El arte del toreo ha servido a lo largo de la historia para aunar ideologías opuestas, concentrar clases sociales antagónicas y únicamente dividir opiniones en cuanto al juego de los toros o la actuación de los toreros. Pero no. En pleno siglo XXI se lleva utilizar una fiesta originaria del XVIII como arma arrojadiza, mientras se les vuelve la cara a problemas más propios de aquella centuria que de este nuevo milenio. La tauromaquia dio cobijo a personas de toda clase y condición; de los más altos linajes y de la mayor bajeza social. A veces como sustento, las más como entretenimiento y otras, las menos, como muestra de un desarrollo artístico, cultural e intelectual llamado a perpetuarse para la eternidad. Liberales, progresistas, conservadores, comunistas, demócratas, republicanos, monárquicos… todos ellos encontraron su sitio cerca de quien trató dominar la fiereza de la bestia con templanza, mando, gusto y, en definitiva, torería.

La demencia histórica que atenaza a la sociedad actual hace que la fiesta de los toros sea percibida hoy como símbolo nacionalista, santo de mentalidades conservadoras y seña de posiciones acomodadas. De ahí que la tauromaquia esté más presente que nunca en las próximas elecciones generales.

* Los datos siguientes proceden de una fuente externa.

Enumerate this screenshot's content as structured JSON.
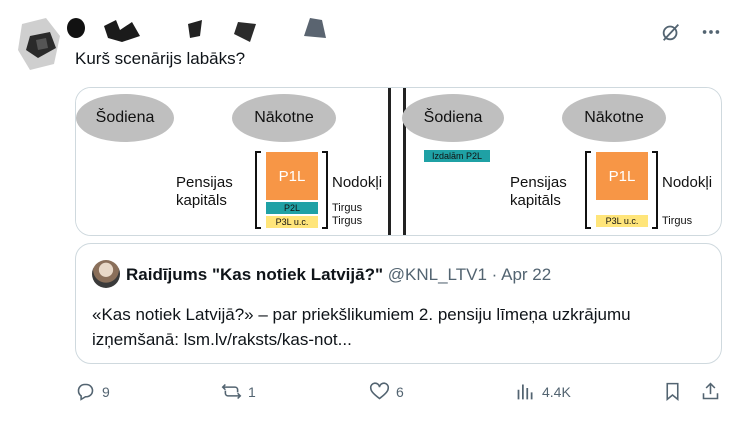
{
  "post": {
    "text": "Kurš scenārijs labāks?"
  },
  "icons": {
    "grok": "grok-icon",
    "more": "more-icon",
    "reply": "reply-icon",
    "repost": "repost-icon",
    "like": "like-icon",
    "views": "views-icon",
    "bookmark": "bookmark-icon",
    "share": "share-icon"
  },
  "media": {
    "left": {
      "today": "Šodiena",
      "future": "Nākotne",
      "pension_line1": "Pensijas",
      "pension_line2": "kapitāls",
      "p1l": "P1L",
      "p2l": "P2L",
      "p3l": "P3L u.c.",
      "taxes": "Nodokļi",
      "market1": "Tirgus",
      "market2": "Tirgus"
    },
    "right": {
      "today": "Šodiena",
      "future": "Nākotne",
      "payout": "Izdalām P2L",
      "pension_line1": "Pensijas",
      "pension_line2": "kapitāls",
      "p1l": "P1L",
      "p3l": "P3L u.c.",
      "taxes": "Nodokļi",
      "market": "Tirgus"
    }
  },
  "quote": {
    "name": "Raidījums \"Kas notiek Latvijā?\"",
    "handle": "@KNL_LTV1",
    "separator": "·",
    "date": "Apr 22",
    "body": "«Kas notiek Latvijā?» – par priekšlikumiem 2. pensiju līmeņa uzkrājumu izņemšanā:  lsm.lv/raksts/kas-not..."
  },
  "actions": {
    "replies": "9",
    "reposts": "1",
    "likes": "6",
    "views": "4.4K"
  },
  "colors": {
    "p1l": "#f79646",
    "p2l": "#1fa1a5",
    "p3l": "#ffe57a",
    "ellipse": "#bfbfbf",
    "muted": "#536471",
    "border": "#cfd9de"
  }
}
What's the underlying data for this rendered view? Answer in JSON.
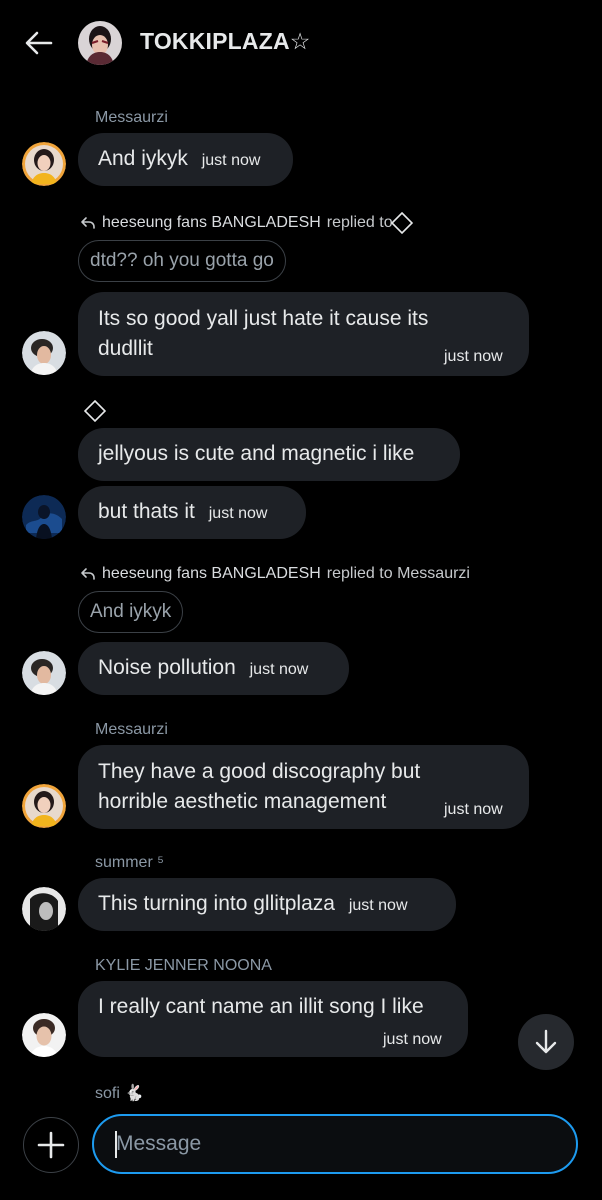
{
  "header": {
    "title": "TOKKIPLAZA☆",
    "back_icon": "arrow-left-icon"
  },
  "messages": [
    {
      "sender": "Messaurzi",
      "text": "And iykyk",
      "time": "just now"
    },
    {
      "reply": {
        "author": "heeseung fans BANGLADESH",
        "label": "replied to",
        "quote": "dtd?? oh you gotta go"
      },
      "text_lines": [
        "Its so good yall just hate it cause its",
        "dudllit"
      ],
      "time": "just now"
    },
    {
      "text": "jellyous is cute and magnetic i like"
    },
    {
      "text": "but thats it",
      "time": "just now"
    },
    {
      "reply": {
        "author": "heeseung fans BANGLADESH",
        "label": "replied to Messaurzi",
        "quote": "And iykyk"
      },
      "text": "Noise pollution",
      "time": "just now"
    },
    {
      "sender": "Messaurzi",
      "text_lines": [
        "They have a good discography but",
        "horrible aesthetic management"
      ],
      "time": "just now"
    },
    {
      "sender": "summer ⁵",
      "text": "This turning into gllitplaza",
      "time": "just now"
    },
    {
      "sender": "KYLIE JENNER NOONA",
      "text": "I really cant name an illit song I like",
      "time": "just now"
    },
    {
      "sender": "sofi 🐇"
    }
  ],
  "composer": {
    "placeholder": "Message",
    "plus_icon": "plus-icon",
    "scroll_icon": "arrow-down-icon"
  },
  "colors": {
    "accent": "#1d9bf0",
    "bubble": "#1e2126",
    "background": "#000000",
    "muted": "#8b98a5"
  }
}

No me gustan quienes reniegan de un espectáculo del que salieron no pocos votantes y defensores a ultranza de unos ideales que aún hoy tratan de alcanzar. Tampoco me entusiasma que antiguos matadores de toros se postulen como candidatos a unos comicios tan solo para proteger el toreo. No, nuestra Fiesta no necesita de toreros con ujier. La sola presencia de taurinos en la bancada del Congreso puede convertir a la tauromaquia en un blanco más apetecible aún para toda esa marabunta de taurófobos irreverentes con escaño.

Por eso no comparto el salto a la arena política dado por Miguel Abellán, Serafín Marín y Salvador Vega. Tampoco porque su cabida en unas listas electorales puede no pasar de un guiño partidista y preelectoral para con la tauromaquia. Tampoco porque esta terna dejó de decir algo en el toreo años ha y sus aspiraciones políticas pueden interpretarse como una decorosa salida profesional. Tampoco porque hay mejores espadas en el arte de la oratoria dentro del orbe taurino; me es inevitable no recordar la impagable defensa de la tauromaquia ejercida por Victorino en el Senado y Esplá en el ‘Parlament’. Pues eso. Pero, sobre todo, me aterra que el más mínimo e inevitable error de cualquiera de ellos, ahora que todo se filma y se graba, suponga una bofetada a la tauromaquia. Solo por ser toreros. Si ya son acusados de infinidad de barbaridades, imagínense si, además de torero, uno es ¡Diputado del Congreso!

Quienes pretendan defender la tauromaquia puertas adentro de la administración, tan solo tienen que contar, para de quien de ello dependa, con aficionados cabales, sensatos y discretos. Porque la torería también es eso y no entiende de concesiones a la galería. ¡Pero si la Fiesta tan solo clama dejar de ser vilipendiada y utilizada con fines partidistas…!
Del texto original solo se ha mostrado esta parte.